To make the poster appealing and more meaningful, it needed to be brought to life. I introduced the COVID Life Project at #IamPublicMentalHealth and the possibility of using a colourful photograph of garden sculptures and accompanying text, which had been submitted to COVID Life, by an older member of the public.
This illustrated clearly how creative input had elevated mental health during lockdown and how it spilled over into engaging with the local community in a positive way. An SPHR consent form was swiftly devised and offered to M, which allowed his work to be used in research.
In addition, the suggestion of making a three minute audio presented an opportunity to include a unique edge to the poster presentation and co-production process. Since I had already established a rapport with M, I undertook a face to face interview. Once the audio was collated, it presented a trio of voices equally: academic, peer re-searcher and older member of the public.
For me, the co-production process had formed seamlessly; it felt like this time we were all winners, maybe because we had come together through the challenging times of a pandemic. Or perhaps because we had a shared enthusiasm. Or could it be that we all just happened to gel?
Whatever the reason, let us celebrate this method and mark it as ‘the new normal’.
‘For me, working with Gillian has been a real highlight, adding tremendous value, meaning and context to the research process, through her creativity, grass roots links and a ‘can do’ approach. It has been an absolute pleasure, and in truth also a real emotional boost for me during these difficult and frazzled times!’
Caroline Lee, Researcher
Linking the work we’ve done together and with M this summer, with the review findings, we would be interested to gather some feedback. Please complete the Padlet to offer your thoughts on three questions:
The scoping review found a variety of forms and functions of community interventions targeting older adults’ mental health, only some of which involved older adults’ participating in any aspect of design and delivery.

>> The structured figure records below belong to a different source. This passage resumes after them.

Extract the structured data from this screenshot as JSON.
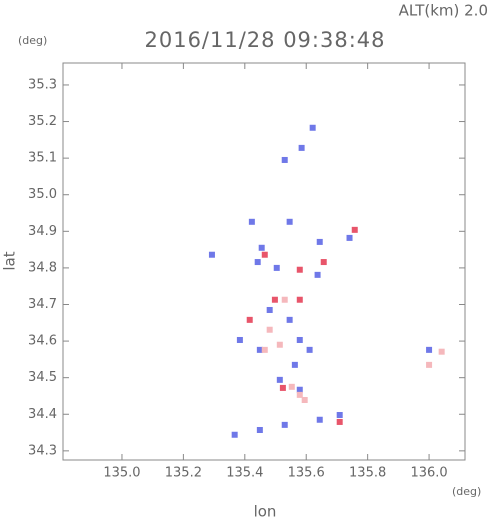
{
  "chart_data": {
    "type": "scatter",
    "title": "2016/11/28 09:38:48",
    "annotation": "ALT(km) 2.0",
    "y_unit": "(deg)",
    "x_unit": "(deg)",
    "xlabel": "lon",
    "ylabel": "lat",
    "xlim": [
      134.808,
      136.117
    ],
    "ylim": [
      34.275,
      35.36
    ],
    "xticks": [
      {
        "value": 135.0,
        "label": "135.0"
      },
      135.2,
      135.4,
      135.6,
      135.8,
      {
        "value": 136.0,
        "label": "136.0"
      }
    ],
    "yticks": [
      34.3,
      34.4,
      34.5,
      34.6,
      34.7,
      34.8,
      34.9,
      {
        "value": 35.0,
        "label": "35.0"
      },
      35.1,
      35.2,
      35.3
    ],
    "series": [
      {
        "color": "#6f78e8",
        "x": [
          135.621,
          135.53,
          135.585,
          135.423,
          135.546,
          135.293,
          135.455,
          135.644,
          135.741,
          135.442,
          135.504,
          135.637,
          135.384,
          135.481,
          135.546,
          135.579,
          135.611,
          135.449,
          135.514,
          135.579,
          135.563,
          135.709,
          135.367,
          135.449,
          135.53,
          135.644,
          136.0
        ],
        "y": [
          35.183,
          35.095,
          35.128,
          34.926,
          34.926,
          34.836,
          34.855,
          34.871,
          34.882,
          34.816,
          34.8,
          34.781,
          34.603,
          34.685,
          34.658,
          34.603,
          34.576,
          34.576,
          34.494,
          34.467,
          34.535,
          34.398,
          34.344,
          34.357,
          34.371,
          34.385,
          34.576
        ]
      },
      {
        "color": "#e8556a",
        "x": [
          135.579,
          135.465,
          135.657,
          135.498,
          135.579,
          135.416,
          135.524,
          135.709,
          135.758
        ],
        "y": [
          34.795,
          34.836,
          34.816,
          34.713,
          34.713,
          34.658,
          34.472,
          34.379,
          34.904
        ]
      },
      {
        "color": "#f5b8bc",
        "x": [
          135.579,
          135.595,
          135.481,
          135.514,
          135.53,
          136.0,
          136.041,
          135.553,
          135.465
        ],
        "y": [
          34.453,
          34.439,
          34.631,
          34.59,
          34.713,
          34.535,
          34.571,
          34.475,
          34.576
        ]
      }
    ]
  }
}
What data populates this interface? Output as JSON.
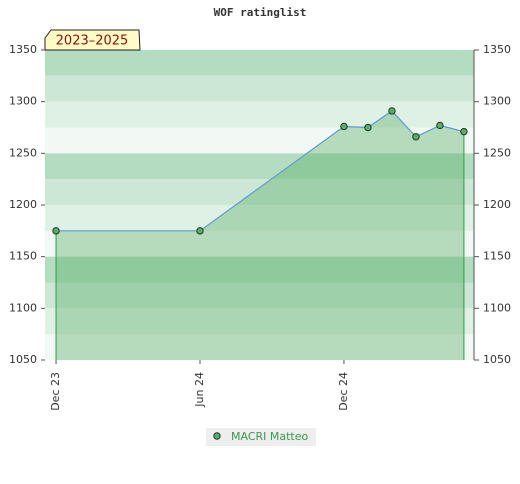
{
  "chart_data": {
    "type": "area",
    "title": "WOF ratinglist",
    "annotation": "2023–2025",
    "x": [
      0,
      6,
      12,
      13,
      14,
      15,
      16,
      17
    ],
    "xlim": [
      -0.46,
      17.42
    ],
    "xticks": [
      {
        "value": 0,
        "label": "Dec 23"
      },
      {
        "value": 6,
        "label": "Jun 24"
      },
      {
        "value": 12,
        "label": "Dec 24"
      }
    ],
    "ylim": [
      1050,
      1350
    ],
    "yticks": [
      1050,
      1100,
      1150,
      1200,
      1250,
      1300,
      1350
    ],
    "series": [
      {
        "name": "MACRI Matteo",
        "color": "#5aae6a",
        "line_color": "#5b9bd5",
        "values": [
          1175,
          1175,
          1276,
          1275,
          1291,
          1266,
          1277,
          1271
        ]
      }
    ],
    "right_axis": true
  }
}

How well do you think that these community interventions address the dimensions and determinants of public mental health discussed during the symposium?
Do you think that co-production should be the ‘new normal’ in: a/research; b/ developing community interventions/support?
Based on your answers above, what might be the implications for future research on, and development of, interventions supportive of older adults’ mental health?